Valérie Fourneyron : droit au but ! La gauche au pouvoir serait multiculturaliste, forcément multiculturaliste, si j’en crois mes camarades de jeu néo-réacs ainsi que le think tank de la Gauche Populaire, décidé à prendre en compte les angoisses identitaires, réelles ou supposées, d’un peuple qui serait systématiquement oublié dans les discours du PS et du Front de Gauche.On dit parfois que l’amour n’existe pas, qu’il n’existe que des preuves d’amour. Je vais finir par croire que le multiculturalisme, c’est la même chose. Pour l’instant, le gouvernement Hollande n’en a donné aucune preuve et vient même d’aller à l’opposé de ses tropismes supposés par un geste éminemment républicain.
Un geste qui ne va pas particulièrement rendre la France populaire dans les pays musulmans voire chez certains de ses partenaires européens pour qui le multiculturalisme est une seconde nature, dont le libéralisme économique s’accommode par ailleurs très bien, chaque communauté étant à la fois considérée comme une niche marketing et un moyen bien pratique d’octroyer des droits particuliers plutôt que de l’émancipation pour tous.
En s’opposant fermement et définitivement à l’autorisation donnée par la FIFA aux joueuses de foot féminin de porter le voile, la ministre des sports, Valérie Fourneyron, a été on ne peut plus claire :
Dans la foulée, la FFF, qui est sous tutelle directe de la ministre des sports, a interdit à ses propres joueuses de porter le voile.
A travers cette question du voile, du sport et des femmes se trouve posée la question centrale de l’émancipation, et en particulier de l’émancipation des « filles des quartiers ». La position de Fourneyron est d’autant plus courageuse que la FIFA présente cette autorisation du voile pour les joueuses comme une démarche précisément émancipatrice.

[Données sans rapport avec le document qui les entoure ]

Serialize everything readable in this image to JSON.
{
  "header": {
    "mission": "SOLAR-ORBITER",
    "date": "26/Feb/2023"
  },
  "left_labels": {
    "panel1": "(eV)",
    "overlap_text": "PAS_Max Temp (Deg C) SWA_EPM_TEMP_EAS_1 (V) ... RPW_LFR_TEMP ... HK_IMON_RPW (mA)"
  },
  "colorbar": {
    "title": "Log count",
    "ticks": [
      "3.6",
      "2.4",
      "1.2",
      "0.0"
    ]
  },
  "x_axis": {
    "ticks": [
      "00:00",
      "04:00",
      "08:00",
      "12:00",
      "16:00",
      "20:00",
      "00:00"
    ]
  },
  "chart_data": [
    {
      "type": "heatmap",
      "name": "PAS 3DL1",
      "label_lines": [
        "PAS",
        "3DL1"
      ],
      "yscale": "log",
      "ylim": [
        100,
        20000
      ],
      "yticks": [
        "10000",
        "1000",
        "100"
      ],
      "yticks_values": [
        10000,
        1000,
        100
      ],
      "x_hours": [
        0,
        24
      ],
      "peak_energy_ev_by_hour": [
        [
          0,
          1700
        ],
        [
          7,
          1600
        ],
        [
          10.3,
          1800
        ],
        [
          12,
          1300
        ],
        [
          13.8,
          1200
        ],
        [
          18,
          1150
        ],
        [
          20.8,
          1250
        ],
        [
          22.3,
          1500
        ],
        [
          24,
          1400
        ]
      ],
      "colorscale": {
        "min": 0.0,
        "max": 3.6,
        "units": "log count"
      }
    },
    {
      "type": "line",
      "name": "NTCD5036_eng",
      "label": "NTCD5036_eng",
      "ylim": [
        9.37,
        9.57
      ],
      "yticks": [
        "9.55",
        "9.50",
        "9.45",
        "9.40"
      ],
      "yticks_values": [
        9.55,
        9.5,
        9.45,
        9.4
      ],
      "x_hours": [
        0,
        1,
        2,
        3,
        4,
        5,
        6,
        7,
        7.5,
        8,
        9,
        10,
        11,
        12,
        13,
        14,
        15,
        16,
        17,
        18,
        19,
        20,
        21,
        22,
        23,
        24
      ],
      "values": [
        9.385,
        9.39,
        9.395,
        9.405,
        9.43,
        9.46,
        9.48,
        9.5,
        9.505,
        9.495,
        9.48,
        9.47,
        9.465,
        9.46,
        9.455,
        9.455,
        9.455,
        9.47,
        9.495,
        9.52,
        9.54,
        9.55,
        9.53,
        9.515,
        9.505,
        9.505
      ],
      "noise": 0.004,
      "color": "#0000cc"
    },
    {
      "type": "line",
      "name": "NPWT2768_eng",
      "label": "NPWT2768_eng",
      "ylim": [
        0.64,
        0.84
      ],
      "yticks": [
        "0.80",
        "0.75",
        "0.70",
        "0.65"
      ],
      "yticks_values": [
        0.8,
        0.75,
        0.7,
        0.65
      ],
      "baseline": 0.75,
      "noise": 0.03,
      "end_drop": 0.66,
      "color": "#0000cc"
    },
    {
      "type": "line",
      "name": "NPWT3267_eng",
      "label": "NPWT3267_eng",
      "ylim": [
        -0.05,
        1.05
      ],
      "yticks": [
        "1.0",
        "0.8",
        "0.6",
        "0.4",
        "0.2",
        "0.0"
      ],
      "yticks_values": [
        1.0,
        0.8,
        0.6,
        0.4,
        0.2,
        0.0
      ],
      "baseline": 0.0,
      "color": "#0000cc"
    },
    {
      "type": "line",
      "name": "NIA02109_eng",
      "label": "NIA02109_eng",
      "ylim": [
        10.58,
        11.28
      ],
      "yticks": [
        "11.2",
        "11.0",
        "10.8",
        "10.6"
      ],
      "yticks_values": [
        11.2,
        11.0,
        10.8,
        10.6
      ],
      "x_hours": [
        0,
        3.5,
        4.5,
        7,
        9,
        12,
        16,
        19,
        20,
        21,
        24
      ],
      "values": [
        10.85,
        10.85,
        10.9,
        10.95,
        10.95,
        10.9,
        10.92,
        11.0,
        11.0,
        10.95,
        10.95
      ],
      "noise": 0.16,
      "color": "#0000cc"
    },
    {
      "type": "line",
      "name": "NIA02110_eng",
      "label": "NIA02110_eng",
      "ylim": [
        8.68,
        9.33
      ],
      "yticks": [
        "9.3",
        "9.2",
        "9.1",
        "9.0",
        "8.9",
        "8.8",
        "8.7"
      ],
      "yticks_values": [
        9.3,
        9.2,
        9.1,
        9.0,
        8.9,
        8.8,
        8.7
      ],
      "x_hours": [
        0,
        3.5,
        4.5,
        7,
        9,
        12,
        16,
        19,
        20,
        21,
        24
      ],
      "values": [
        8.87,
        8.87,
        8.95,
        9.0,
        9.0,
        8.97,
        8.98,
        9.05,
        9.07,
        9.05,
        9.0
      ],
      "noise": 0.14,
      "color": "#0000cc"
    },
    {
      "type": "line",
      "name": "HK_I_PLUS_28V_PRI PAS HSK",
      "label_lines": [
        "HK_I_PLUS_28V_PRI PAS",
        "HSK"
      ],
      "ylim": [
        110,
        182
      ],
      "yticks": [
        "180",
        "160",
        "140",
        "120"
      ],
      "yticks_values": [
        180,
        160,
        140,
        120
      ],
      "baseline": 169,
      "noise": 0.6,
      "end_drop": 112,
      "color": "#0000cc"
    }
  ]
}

De manière particulièrement retorse, le prince Ali Ben Al-Hussein de Jordanie, vice président de la FIFA et principal artisan de cette décision, a ainsi accordé un entretien au Monde dans lequel il inverse dialectiquement les données du problème en présentant le voile « comme une liberté de choix » pour les joueuses.

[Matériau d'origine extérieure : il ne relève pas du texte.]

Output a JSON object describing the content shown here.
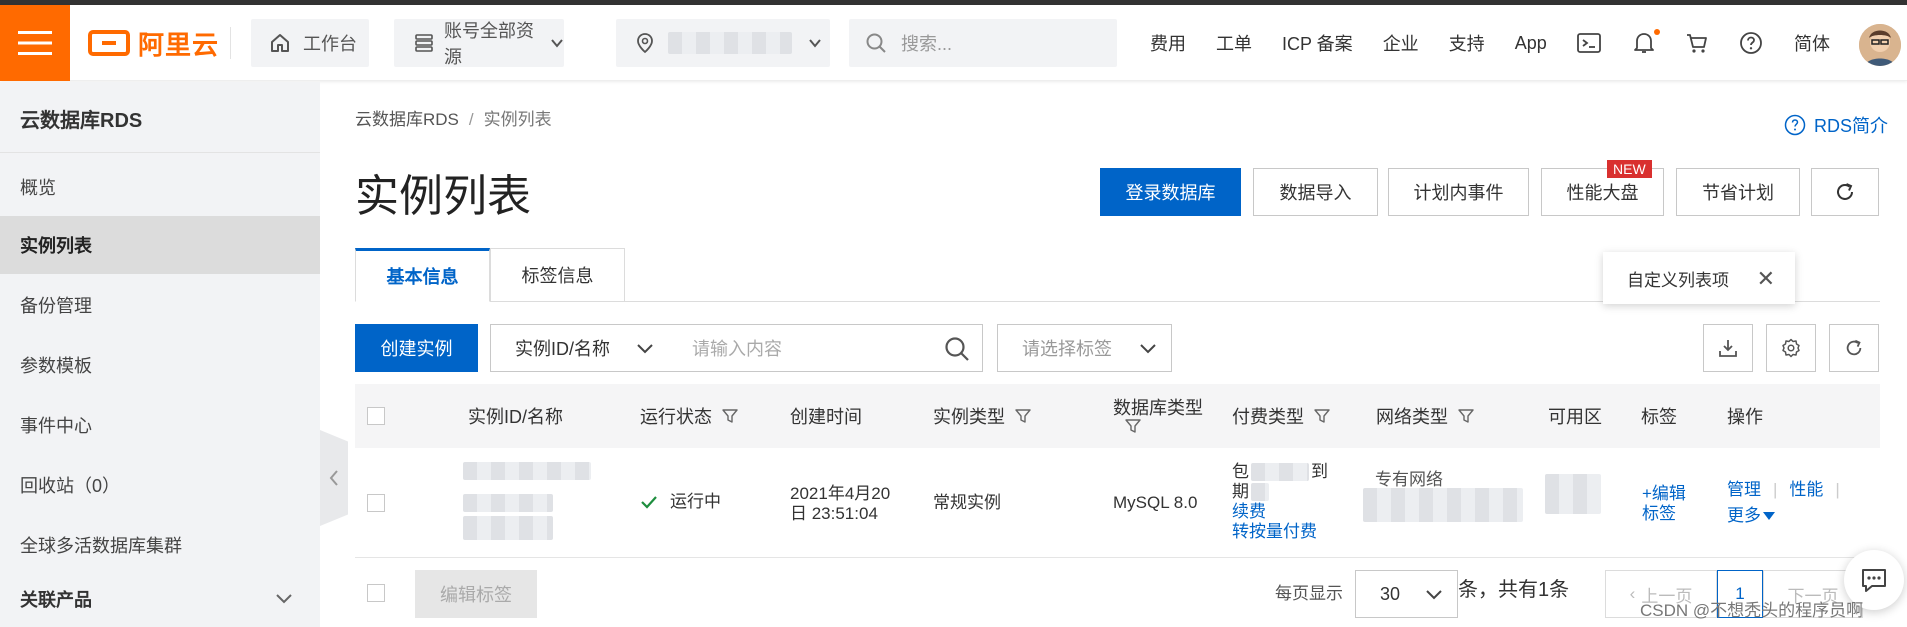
{
  "topbar": {
    "logo_text": "阿里云",
    "workbench": "工作台",
    "resources": "账号全部资源",
    "search_placeholder": "搜索...",
    "nav": [
      "费用",
      "工单",
      "ICP 备案",
      "企业",
      "支持",
      "App"
    ],
    "lang": "简体",
    "accent": "#ff6a00"
  },
  "sidebar": {
    "title": "云数据库RDS",
    "items": [
      "概览",
      "实例列表",
      "备份管理",
      "参数模板",
      "事件中心",
      "回收站（0）",
      "全球多活数据库集群"
    ],
    "active_index": 1,
    "section": "关联产品"
  },
  "breadcrumb": {
    "root": "云数据库RDS",
    "sep": "/",
    "current": "实例列表"
  },
  "header": {
    "title": "实例列表",
    "intro_link": "RDS简介",
    "buttons": [
      "登录数据库",
      "数据导入",
      "计划内事件",
      "性能大盘",
      "节省计划"
    ],
    "new_badge": "NEW"
  },
  "tabs": [
    "基本信息",
    "标签信息"
  ],
  "tooltip": "自定义列表项",
  "toolbar": {
    "create": "创建实例",
    "filter_select": "实例ID/名称",
    "search_placeholder": "请输入内容",
    "tag_placeholder": "请选择标签"
  },
  "table": {
    "columns": [
      "实例ID/名称",
      "运行状态",
      "创建时间",
      "实例类型",
      "数据库类型",
      "付费类型",
      "网络类型",
      "可用区",
      "标签",
      "操作"
    ],
    "row": {
      "status": "运行中",
      "created": "2021年4月20日 23:51:04",
      "instance_type": "常规实例",
      "db_type": "MySQL 8.0",
      "pay_line1": "包",
      "pay_line1b": "到",
      "pay_line2": "期",
      "renew": "续费",
      "convert": "转按量付费",
      "network": "专有网络",
      "tag_edit": "+编辑标签",
      "ops_manage": "管理",
      "ops_perf": "性能",
      "ops_more": "更多"
    }
  },
  "footer": {
    "edit_tags": "编辑标签",
    "per_page_label": "每页显示",
    "per_page": "30",
    "total": "条，共有1条",
    "prev": "上一页",
    "page": "1",
    "next": "下一页"
  },
  "watermark": "CSDN @不想秃头的程序员啊",
  "colors": {
    "primary": "#0064c8",
    "orange": "#ff6a00",
    "success": "#1e8e3e",
    "badge": "#d9302f"
  }
}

On aurait pu accepter, à l’extrême rigueur, une argumentation fondée sur l’idée qu’il valait mieux, dans des pays comme l’Iran ou l’Arabie Saoudite, régulièrement disqualifiés dans les compétitions internationales pour cause de voile, que des femmes jouent au football au lieu d’être absentes des terrains. Pour le coup, la discussion aurait été possible.

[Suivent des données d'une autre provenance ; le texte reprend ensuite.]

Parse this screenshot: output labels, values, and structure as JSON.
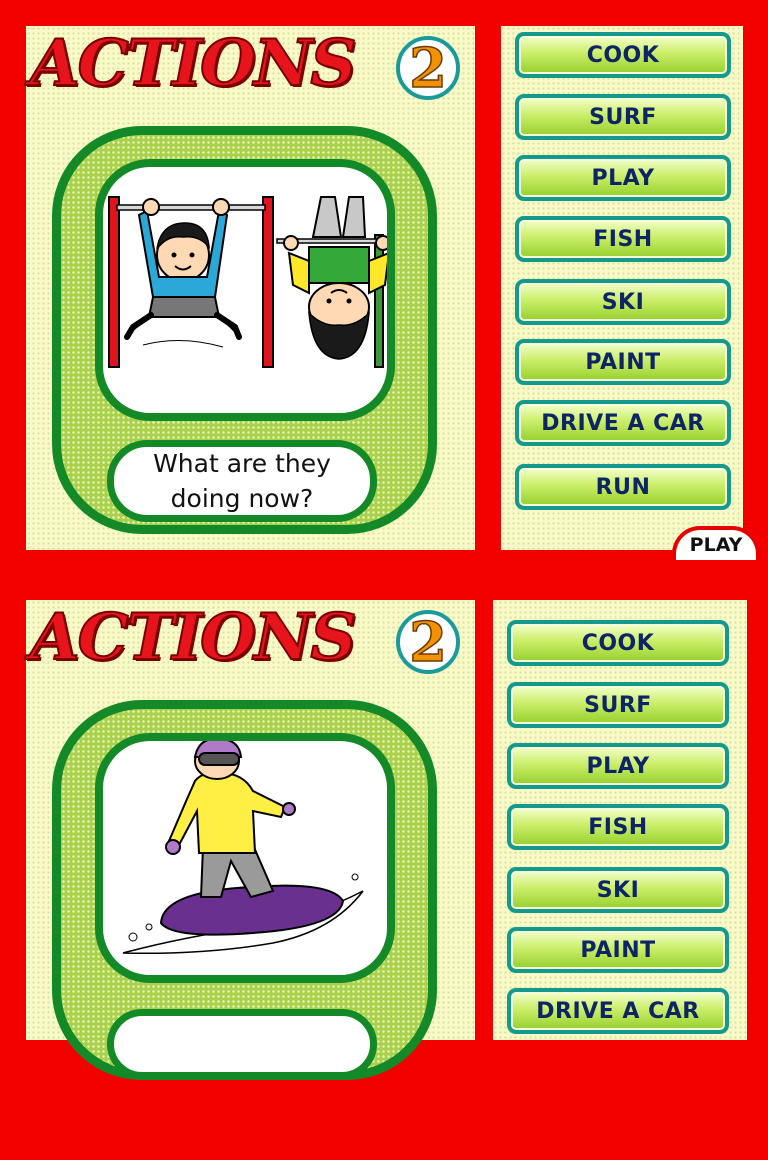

Mais pour le prince Ali Ben Al-Hussein, nous sommes dans le meilleur des mondes footbalistiques possibles puisque porter un foulard, comme chacun sait, « n’est ni un slogan ni un symbole religieux, c’est une pratique culturelle ».
Alors, devant une si tranquille hypocrisie qui veut faire croire que onze filles voilées courant derrière un ballon dans une compétition internationale n’est pas un « slogan », on pourrait, pour une fois, se féliciter collectivement de la décision de la ministre des sports et de la FFF.
En France, le football féminin ne confondra pas respect de la différence avec soumission à la domination masculine. Bref, il restera républicain.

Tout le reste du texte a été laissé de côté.